Ann ceased speaking and stood all of a quiver before the crouching creature. Jane Hemingway's blood, at best sluggish of action, turned cold. With her face hidden by her bonnet, she sat staring at the ground. All her remaining strength seemed to have left her. She well knew what Ann meant. The peddler had told her secret—had even revealed more of the truth than he had to her. Discovering that Ann hated her, he had gone into grim and minute particulars over her affliction. He had told Ann the cancer was fatal, that the quack lotion he had sold would only keep the patient from using a better remedy or resorting to the surgeon's knife. In any case, her fate was sealed, else Ann would not be so positive about it.

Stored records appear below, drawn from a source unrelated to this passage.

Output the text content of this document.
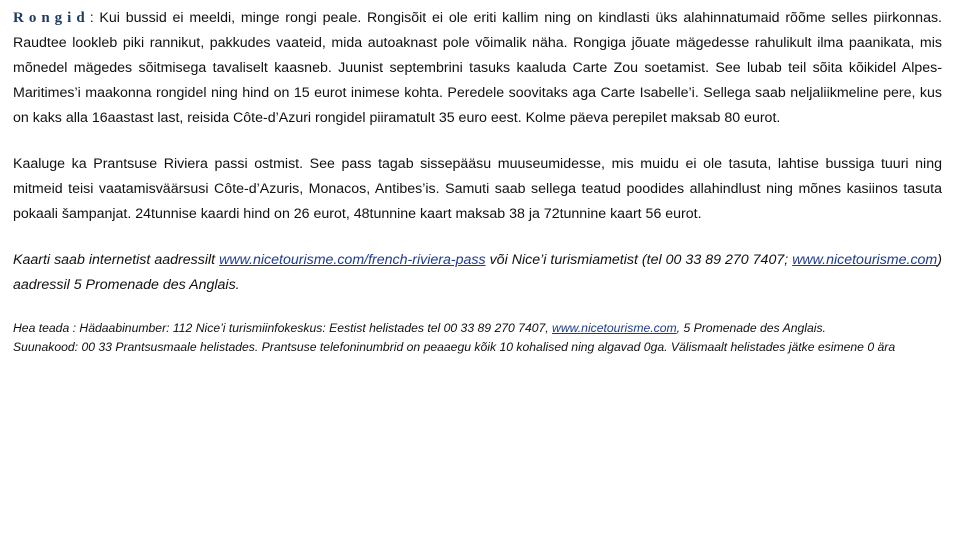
Rongid: Kui bussid ei meeldi, minge rongi peale. Rongisõit ei ole eriti kallim ning on kindlasti üks alahinnatumaid rõõme selles piirkonnas. Raudtee lookleb piki rannikut, pakkudes vaateid, mida autoaknast pole võimalik näha. Rongiga jõuate mägedesse rahulikult ilma paanikata, mis mõnedel mägedes sõitmisega tavaliselt kaasneb. Juunist septembrini tasuks kaaluda Carte Zou soetamist. See lubab teil sõita kõikidel Alpes-Maritimes’i maakonna rongidel ning hind on 15 eurot inimese kohta. Peredele soovitaks aga Carte Isabelle’i. Sellega saab neljaliikmeline pere, kus on kaks alla 16aastast last, reisida Côte-d’Azuri rongidel piiramatult 35 euro eest. Kolme päeva perepilet maksab 80 eurot.

Kaaluge ka Prantsuse Riviera passi ostmist. See pass tagab sissepääsu muuseumidesse, mis muidu ei ole tasuta, lahtise bussiga tuuri ning mitmeid teisi vaatamisväärsusi Côte-d’Azuris, Monacos, Antibes’is. Samuti saab sellega teatud poodides allahindlust ning mõnes kasiinos tasuta pokaali šampanjat. 24tunnise kaardi hind on 26 eurot, 48tunnine kaart maksab 38 ja 72tunnine kaart 56 eurot.

Kaarti saab internetist aadressilt www.nicetourisme.com/french-riviera-pass või Nice’i turismiametist (tel 00 33 89 270 7407; www.nicetourisme.com) aadressil 5 Promenade des Anglais.

Hea teada : Hädaabinumber: 112 Nice’i turismiinfokeskus: Eestist helistades tel 00 33 89 270 7407, www.nicetourisme.com, 5 Promenade des Anglais.

Suunakood: 00 33 Prantsusmaale helistades. Prantsuse telefoninumbrid on peaaegu kõik 10 kohalised ning algavad 0ga. Välismaalt helistades jätke esimene 0 ära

"I see I hit you all right that pop, madam!" Ann chuckled. "Well, you will wait the day in fear and trembling that is to be my sunrise of joy. Now, pick up your duds and go home. I want you out of my sight."

Like a subject under hypnotic suggestion, Jane Hemingway, afraid of Ann, and yet more afraid of impending fate, rose to her feet. Ann had turned back to her tub and bent over it. Jane felt a feeble impulse to make some defiant retort, but could not rouse her bound tongue to action. In her helplessness and fear she hated her enemy more than ever before, but could find no adequate way of showing it. The sun had risen higher and its rays beat fiercely down on her thin back, as she managed to shoulder her bundle and move homeward.